Dengan demikian, total korban meninggal dan luka yang telah terdata mencapai 183 orang. Kepala Kantor SAR Maumere selaku SAR Mission Coordinator (SMC), Fathur Rahman, menegaskan bahwa data masih dinamis dan akan diperbarui melalui koordinasi dengan Badan Penanggulangan Bencana Daerah (BPBD) serta unsur potensi SAR.
“Data tersebut masih dinamis dan akan diperbarui secara berkala melalui koordinasi dengan BPBD serta unsur potensi SAR,” demikian keterangan Fathur yang dikutip ANTARA.
Angka dalam SITREP lebih lama belum menjadi data terbaru
Sebuah infografik laporan situasi yang diterima redaksi mencantumkan 56 korban meninggal dan 132 korban luka berdasarkan pembaruan data pukul 11.50 WITA. Namun, angka 56 meninggal tersebut belum dapat dikonfirmasi melalui publikasi resmi yang dapat diakses redaksi.
Karena itu, pemberitaan ini menggunakan pembaruan Basarnas yang disampaikan pada pukul 14.00 WITA, yaitu 51 meninggal dan 132 luka. Perbedaan angka antarlaporan dapat terjadi selama proses verifikasi dan konsolidasi data lapangan. Pembaca disarankan merujuk pada pembaruan resmi berikutnya dari Basarnas, BNPB, BPBD, atau media center pemerintah.
Operasi SAR dan asesmen masih berlangsung
Kepala Basarnas Marsekal Madya TNI Mohammad Syafii memantau langsung operasi pencarian dan pertolongan di Flores. Tim SAR gabungan masih melakukan pencarian, pemantauan, serta evaluasi untuk memastikan tidak ada warga yang membutuhkan pertolongan.
Basarnas juga menyiagakan helikopter di Bandara Komodo, Labuan Bajo, guna mendukung evakuasi medis melalui udara apabila dibutuhkan. Operasi dilakukan bersama unsur TNI, Polri, BPBD, pemerintah daerah, relawan, dan potensi SAR lainnya.
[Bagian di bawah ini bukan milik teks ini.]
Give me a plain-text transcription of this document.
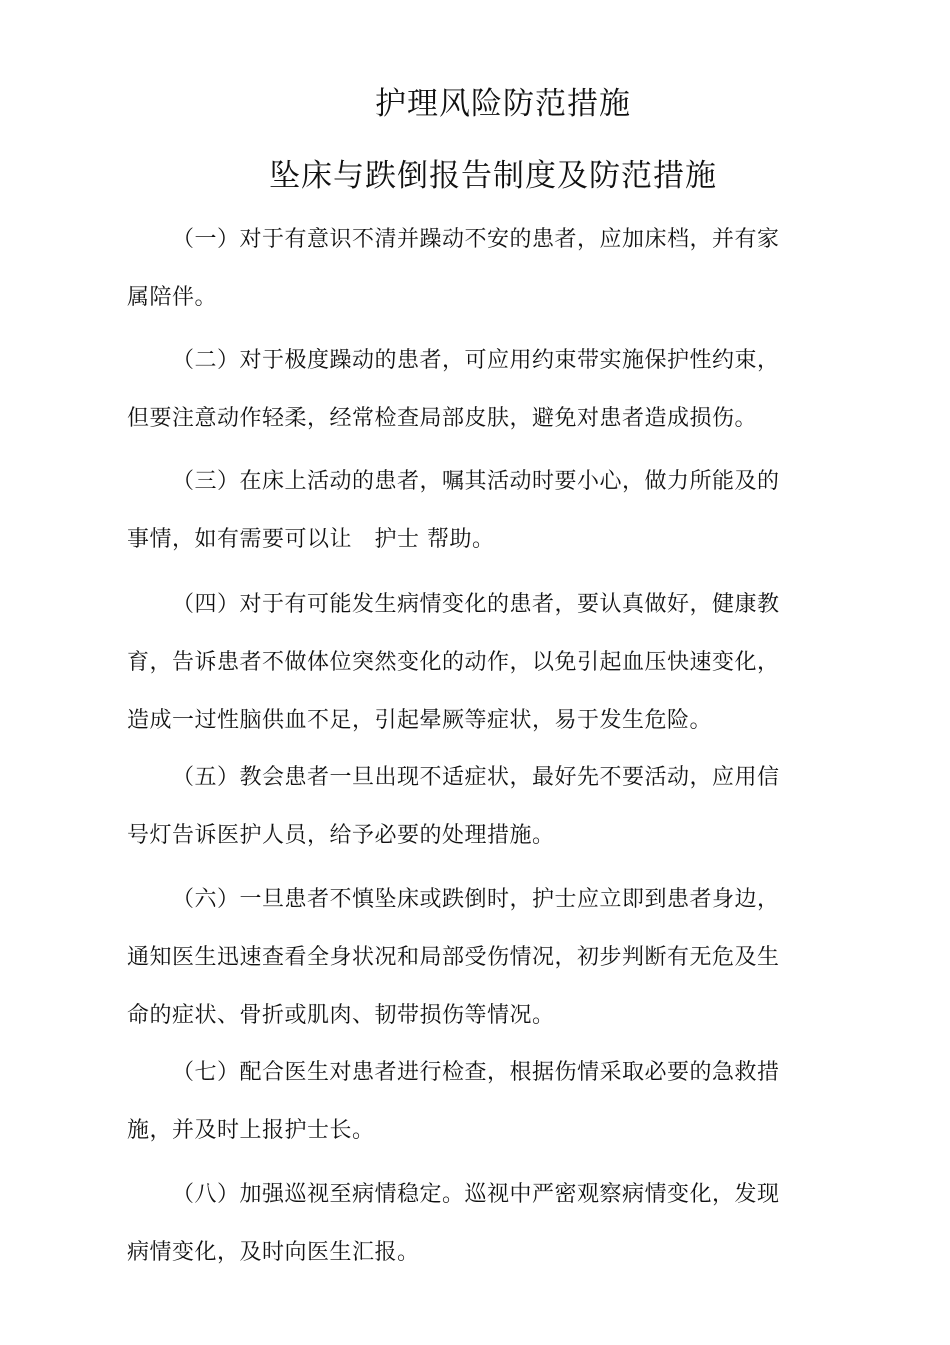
护理风险防范措施
坠床与跌倒报告制度及防范措施

（一）对于有意识不清并躁动不安的患者，应加床档，并有家
属陪伴。

（二）对于极度躁动的患者，可应用约束带实施保护性约束，
但要注意动作轻柔，经常检查局部皮肤，避免对患者造成损伤。

（三）在床上活动的患者，嘱其活动时要小心，做力所能及的
事情，如有需要可以让　护士 帮助。

（四）对于有可能发生病情变化的患者，要认真做好，健康教
育，告诉患者不做体位突然变化的动作，以免引起血压快速变化，
造成一过性脑供血不足，引起晕厥等症状，易于发生危险。

（五）教会患者一旦出现不适症状，最好先不要活动，应用信
号灯告诉医护人员，给予必要的处理措施。

（六）一旦患者不慎坠床或跌倒时，护士应立即到患者身边，
通知医生迅速查看全身状况和局部受伤情况，初步判断有无危及生
命的症状、骨折或肌肉、韧带损伤等情况。

（七）配合医生对患者进行检查，根据伤情采取必要的急救措
施，并及时上报护士长。

（八）加强巡视至病情稳定。巡视中严密观察病情变化，发现
病情变化，及时向医生汇报。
BNPB sebelumnya melaporkan bahwa gempa M7,7 memaksa lebih dari 5.000 warga mengungsi. Berdasarkan pemutakhiran BNPB per Minggu (16/8) pukul 00.00 WIB, 47 orang meninggal dan sedikitnya 101 orang luka-luka. Perbedaan dengan data Basarnas pukul 14.00 WITA menunjukkan proses pendataan masih terus berkembang.
Gempa susulan masih terjadi
Data gempa terkini BMKG menunjukkan sejumlah gempa susulan kembali terjadi di sekitar Manggarai pada Minggu (16/8), di antaranya magnitudo 5,5 pukul 13.51 WIB, magnitudo 5,6 pukul 17.14 WIB, dan magnitudo 5,1 pukul 17.31 WIB. Ketiganya berkedalaman sekitar 10 kilometer dan dinyatakan tidak berpotensi tsunami.
Masyarakat diminta menjauhi bangunan yang rusak atau rawan runtuh, mengikuti arahan petugas, dan tidak menyebarkan angka korban yang belum diverifikasi. Untuk kondisi darurat pencarian dan pertolongan, layanan Basarnas dapat dihubungi melalui nomor 115.
Sumber verifikasi
- ANTARA: Kabasarnas pantau langsung penanganan gempa Flores, 16 Agustus 2026.
- BNPB: Pascagempa NTT, lebih 5.000 warga bertahan di pengungsian, 16 Agustus 2026.
- BNPB: Delapan langkah strategis penanganan darurat gempa Flores, 16 Agustus 2026.
- BMKG: Data gempa terkini, diakses 16 Agustus 2026.